I'm trying to test communication between simple bottle front and backends. I'm able to get things to work on localhost on my machine, but I encounter unexpected behavior when I run the same code on a remote azure machine.
I put three files in one folder, frontend_server.py
, backend_server.py
, and index.html
. Locally, if I run the first two servers in a terminal, then navigating to localhost:4040
shows the expected output in the developer console (it prints an object {"test_backend": "test"}
). What I would like to do is run the same servers on a remote machine (12.123.123.123, say) and see the same output printed to the developer console when I navigate to http://12.123.123.123:4040
. However, in this case, I see POST http://0.0.0.0:8080/test net::ERR_CONNECTION_REFUSED
. I have also tried changing the POST URL to the remote machine's address -- in this case, the connection times out after about 10 seconds.

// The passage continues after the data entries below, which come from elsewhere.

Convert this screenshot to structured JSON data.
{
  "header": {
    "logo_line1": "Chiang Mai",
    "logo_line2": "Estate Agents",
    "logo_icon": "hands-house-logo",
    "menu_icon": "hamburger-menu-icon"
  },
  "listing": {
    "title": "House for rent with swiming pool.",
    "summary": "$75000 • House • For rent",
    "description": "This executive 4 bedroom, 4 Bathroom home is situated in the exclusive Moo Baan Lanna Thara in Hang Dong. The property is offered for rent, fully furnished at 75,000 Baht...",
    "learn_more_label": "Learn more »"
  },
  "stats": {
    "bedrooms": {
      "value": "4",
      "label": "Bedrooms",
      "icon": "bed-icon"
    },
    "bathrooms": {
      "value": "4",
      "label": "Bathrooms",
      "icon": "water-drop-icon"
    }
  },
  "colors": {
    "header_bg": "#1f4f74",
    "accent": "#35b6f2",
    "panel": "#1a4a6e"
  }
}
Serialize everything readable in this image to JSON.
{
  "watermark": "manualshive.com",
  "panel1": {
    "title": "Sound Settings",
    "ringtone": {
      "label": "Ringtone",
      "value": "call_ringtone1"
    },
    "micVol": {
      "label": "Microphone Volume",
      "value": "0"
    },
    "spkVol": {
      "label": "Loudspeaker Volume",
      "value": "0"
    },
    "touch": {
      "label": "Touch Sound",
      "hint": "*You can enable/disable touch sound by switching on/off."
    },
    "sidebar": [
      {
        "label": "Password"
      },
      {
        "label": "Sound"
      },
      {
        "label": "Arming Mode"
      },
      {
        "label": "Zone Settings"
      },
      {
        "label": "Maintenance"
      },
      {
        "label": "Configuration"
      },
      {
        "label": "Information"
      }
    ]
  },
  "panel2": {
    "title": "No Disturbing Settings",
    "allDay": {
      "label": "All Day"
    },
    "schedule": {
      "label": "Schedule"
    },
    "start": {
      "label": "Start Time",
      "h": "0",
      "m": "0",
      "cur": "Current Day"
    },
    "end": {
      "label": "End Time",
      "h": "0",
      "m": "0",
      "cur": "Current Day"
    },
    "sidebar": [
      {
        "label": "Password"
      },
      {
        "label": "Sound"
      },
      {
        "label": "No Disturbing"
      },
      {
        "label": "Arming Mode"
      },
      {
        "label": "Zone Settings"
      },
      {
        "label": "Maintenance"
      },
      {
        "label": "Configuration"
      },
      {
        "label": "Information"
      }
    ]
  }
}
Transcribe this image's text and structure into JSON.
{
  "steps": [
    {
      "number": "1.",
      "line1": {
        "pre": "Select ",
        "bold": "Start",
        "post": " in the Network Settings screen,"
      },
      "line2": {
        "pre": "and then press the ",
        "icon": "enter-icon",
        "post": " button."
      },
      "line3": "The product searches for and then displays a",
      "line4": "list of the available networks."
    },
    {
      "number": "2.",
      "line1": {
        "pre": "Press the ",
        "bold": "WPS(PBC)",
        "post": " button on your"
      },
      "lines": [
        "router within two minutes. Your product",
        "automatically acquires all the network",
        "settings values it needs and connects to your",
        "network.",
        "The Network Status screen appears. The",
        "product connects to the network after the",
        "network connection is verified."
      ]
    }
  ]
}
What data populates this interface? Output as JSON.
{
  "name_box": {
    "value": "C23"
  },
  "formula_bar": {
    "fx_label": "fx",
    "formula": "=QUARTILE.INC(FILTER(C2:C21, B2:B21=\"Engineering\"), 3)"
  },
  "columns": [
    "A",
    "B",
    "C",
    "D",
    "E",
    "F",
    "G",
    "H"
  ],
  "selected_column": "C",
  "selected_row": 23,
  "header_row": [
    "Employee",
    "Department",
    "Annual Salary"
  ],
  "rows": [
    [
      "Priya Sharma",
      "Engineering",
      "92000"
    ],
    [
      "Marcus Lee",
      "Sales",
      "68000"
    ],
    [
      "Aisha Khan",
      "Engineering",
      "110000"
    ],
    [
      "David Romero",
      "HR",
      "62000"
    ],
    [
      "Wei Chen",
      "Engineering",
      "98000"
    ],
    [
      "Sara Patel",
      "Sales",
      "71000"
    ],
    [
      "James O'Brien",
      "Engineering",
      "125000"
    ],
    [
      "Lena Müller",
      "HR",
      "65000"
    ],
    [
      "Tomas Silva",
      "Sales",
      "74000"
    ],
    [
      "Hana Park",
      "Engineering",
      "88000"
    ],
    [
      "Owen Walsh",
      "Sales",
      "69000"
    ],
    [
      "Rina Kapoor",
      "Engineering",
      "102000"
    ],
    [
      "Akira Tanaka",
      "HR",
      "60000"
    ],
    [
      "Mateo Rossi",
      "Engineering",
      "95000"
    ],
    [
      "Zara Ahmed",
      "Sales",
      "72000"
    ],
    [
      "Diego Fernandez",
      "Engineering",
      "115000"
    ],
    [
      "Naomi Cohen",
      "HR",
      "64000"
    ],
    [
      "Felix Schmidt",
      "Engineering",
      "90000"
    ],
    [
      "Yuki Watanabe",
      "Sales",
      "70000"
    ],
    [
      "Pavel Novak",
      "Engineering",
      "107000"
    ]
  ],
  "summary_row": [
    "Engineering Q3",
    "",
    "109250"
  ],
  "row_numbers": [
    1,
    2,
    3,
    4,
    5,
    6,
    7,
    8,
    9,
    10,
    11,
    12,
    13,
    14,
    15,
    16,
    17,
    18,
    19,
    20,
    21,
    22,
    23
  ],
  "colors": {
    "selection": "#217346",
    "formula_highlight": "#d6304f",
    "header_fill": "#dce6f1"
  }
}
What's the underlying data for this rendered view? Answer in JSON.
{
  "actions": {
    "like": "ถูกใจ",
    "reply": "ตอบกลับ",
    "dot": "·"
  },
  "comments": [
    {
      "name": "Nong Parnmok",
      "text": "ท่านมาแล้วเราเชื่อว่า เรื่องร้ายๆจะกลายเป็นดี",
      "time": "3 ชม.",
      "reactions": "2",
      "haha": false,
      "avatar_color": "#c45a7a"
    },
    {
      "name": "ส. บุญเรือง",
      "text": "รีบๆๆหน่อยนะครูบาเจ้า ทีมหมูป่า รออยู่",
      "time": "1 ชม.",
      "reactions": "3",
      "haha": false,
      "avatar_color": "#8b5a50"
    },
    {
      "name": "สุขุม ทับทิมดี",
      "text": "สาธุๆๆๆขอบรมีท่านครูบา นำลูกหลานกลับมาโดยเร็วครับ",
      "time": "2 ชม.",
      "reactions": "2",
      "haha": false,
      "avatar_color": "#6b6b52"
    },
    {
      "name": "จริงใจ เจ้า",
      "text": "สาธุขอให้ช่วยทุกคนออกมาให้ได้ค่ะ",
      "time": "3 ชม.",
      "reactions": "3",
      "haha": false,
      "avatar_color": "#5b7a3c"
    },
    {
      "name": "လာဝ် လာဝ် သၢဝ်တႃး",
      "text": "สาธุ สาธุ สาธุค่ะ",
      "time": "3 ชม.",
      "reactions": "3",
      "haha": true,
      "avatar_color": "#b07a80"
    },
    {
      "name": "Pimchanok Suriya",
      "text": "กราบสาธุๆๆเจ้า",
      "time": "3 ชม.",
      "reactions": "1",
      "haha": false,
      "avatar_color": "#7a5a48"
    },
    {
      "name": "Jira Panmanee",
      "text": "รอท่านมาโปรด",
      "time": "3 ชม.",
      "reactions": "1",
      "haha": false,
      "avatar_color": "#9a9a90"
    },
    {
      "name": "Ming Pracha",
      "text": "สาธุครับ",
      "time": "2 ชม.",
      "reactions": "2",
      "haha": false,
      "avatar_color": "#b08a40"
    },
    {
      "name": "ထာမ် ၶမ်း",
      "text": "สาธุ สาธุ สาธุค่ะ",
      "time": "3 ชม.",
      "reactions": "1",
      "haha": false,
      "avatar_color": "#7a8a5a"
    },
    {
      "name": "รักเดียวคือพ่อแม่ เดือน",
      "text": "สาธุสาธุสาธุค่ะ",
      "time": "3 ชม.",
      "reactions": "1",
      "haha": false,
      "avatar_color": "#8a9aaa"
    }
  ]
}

I suspect there is an issue with the configuration of the remote server. However, I have set inbound rules to *
for both ports 4040 and 8080.
Here is my backend. I thought there might be a CORS issue, so included the after_request hook. It doesn't seem to ever execute, however (no message is printed to the python console).
#! /usr/bin/env python3
import beaker.middleware
import bottle
import json
app = bottle.Bottle()
@app.hook("after_request")
def enable_cors():
'''From https://gist.github.com/richard-flosi/3789163
This globally enables Cross-Origin Resource Sharing (CORS) headers for every response from this server.
'''
print("after request")
bottle.response.headers['Access-Control-Allow-Origin'] = '*'
bottle.response.headers['Access-Control-Allow-Methods'] = 'PUT, GET, POST, DELETE, OPTIONS'
bottle.response.headers['Access-Control-Allow-Headers'] = 'Origin, Accept, Content-Type, X-Requested-With, X-CSRF-Token'
@app.post("/test")
def test():
print("this is just a test")
bottle.response.content_type = "application/json"
return json.dumps({"test_backend": "test"})
bottle.run(app, host="0.0.0.0", port="8080")
This is my frontend,
#! /usr/bin/env python
import sys
import os
import bottle
import argparse
@bottle.get("/")
def root_app():
return bottle.static_file("index.html", root="./")
def main():
parser = argparse.ArgumentParser(description="Frontend Server")
parser.add_argument("--host", action="store", dest="host", type=str, help="Host to bind to", default="0.0.0.0")
parser.add_argument("--port", action="store", dest="port", type=int, help="Port to listen on", default="4040")
args = parser.parse_args(sys.argv[1:])
bottle_server_kwargs = {
"host": args.host,
"port": args.port,
"server": "tornado",
"reloader": False
}
bottle.run(**bottle_server_kwargs)
return
if __name__ == '__main__':
main()
This is how I make the POST request, in an index.html
,
<!doctype html>
<html>
<head>
<script src = "https://cdnjs.cloudflare.com/ajax/libs/jquery/3.5.1/jquery.js"></script>
</head>
<body>
</body>
<script type="text/javascript">
$.ajax({
type: 'POST',
crossDomain:'true',
url: "http://0.0.0.0:8080/test",
success: function(response){
console.log("success");
console.log(response);
}
});
</script>
</html>
Any ideas about what might be happening?
The issue was solved by @Joran Beasley's comment, add it as the answer to close the question :
in your ajax call url:
http://0.0.0.0:8080/test
should be url:http://64.243.2.11:8080/test
(or whatever the actual IP of the host is ...) 0.0.0.0 just means "listen on all interfaces", its not actually the IP address you are talking to.